The worst could be over for the equity markets, at least for March. Global investment bank JPMorgan is projecting a $230-billion bonanza for the global equity markets as large institutional investors, mainly balanced mutual fund and pension funds, rotate out of bonds into equities.
Though a large portion of these inflows are estimated to go into American stocks, they may spillover over into other markets.
The main thesis of the JPMorgan study is that the sharp fall in the market, so far, this year has turned the risk-reward favourable for equity investments vis-à-vis bonds. As a result, funds that look to juggle their investments between equities and bonds will take money off the table from the bond market and invest in equity, taking advantage of the downturn.
“The question of month-end and quarter-end rebalancing flows by multi-asset investors has again been resurfacing in our client conversations given the 11 per cent decline in global and US equities in Q1CY22 to date.
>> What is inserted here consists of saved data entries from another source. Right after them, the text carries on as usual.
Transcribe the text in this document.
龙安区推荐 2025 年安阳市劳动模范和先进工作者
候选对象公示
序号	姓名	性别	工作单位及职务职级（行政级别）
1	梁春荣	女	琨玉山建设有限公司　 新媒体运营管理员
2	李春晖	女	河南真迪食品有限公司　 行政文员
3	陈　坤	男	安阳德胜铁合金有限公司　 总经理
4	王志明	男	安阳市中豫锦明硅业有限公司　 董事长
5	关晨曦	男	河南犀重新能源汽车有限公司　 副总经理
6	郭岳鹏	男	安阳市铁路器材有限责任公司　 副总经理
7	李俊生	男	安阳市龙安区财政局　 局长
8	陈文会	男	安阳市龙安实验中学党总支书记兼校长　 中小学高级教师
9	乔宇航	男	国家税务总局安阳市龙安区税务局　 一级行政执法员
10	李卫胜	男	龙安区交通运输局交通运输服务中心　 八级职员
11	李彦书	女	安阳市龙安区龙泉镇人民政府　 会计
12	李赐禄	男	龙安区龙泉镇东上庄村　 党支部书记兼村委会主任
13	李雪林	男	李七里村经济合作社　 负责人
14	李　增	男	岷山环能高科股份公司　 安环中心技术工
Given that almost half the decline happened in March, we expect to see significant flows by both monthly and quarterly rebalancing funds towards the end of this month,” said a note by JPMorgan.
“We estimate the potential rebalancing flow for the end of March at around $230 billion out of bonds and into equities from multi-asset investors, such as balanced mutual funds, US-defined benefit pension funds, the Norwegian oil fund, the SNB (Swiss National Bank) and the GPIF (Japan’s Government Pension Investment Fund),” it added.
Already most global equities have rebounded sharply off their lows this month. The Indian markets after dropping 7 per cent during the start of the month have gained close to 8 per cent from their March lows. Similarly, the S&P 500 index of the US after dropping close to 7 per cent has recouped most of its losses.
The assets under management (AUM) of balanced mutual funds (hybrid category) are pegged at $8 trillion at the global level. “Given the relative performance of equities and bonds since the end of February, we estimate $24 billion of equity buying into March-end (and a similar amount of bond selling) from balanced mutual funds,” said JPMorgan.
According to JPMorgan’s calculation, rebalancing at Norges Bank, which has equity holdings of around $1.3 trillion, would result in equity inflows of $22 billion.
Similarly, GPIF, the Japanese government pension plan with $1. 6 trillion AUM, may have to buy equities worth $40 billion to go back asset allocation similar to that during the end of last year.
Experts said a similar trend could be playing out in the Indian market, as well.
“We saw a sharp divergence between the domestic equity market and sovereign bonds during the start of the month. It provided a perfect opportunity to domestic fund managers, who run hybrid schemes, to shift from bonds to equities,” said an investment expert.
The yield on the 10-year government bond touched a high of 6.92 per cent on March 9. Since then, yields have cooled off a bit to around 6.78 per cent.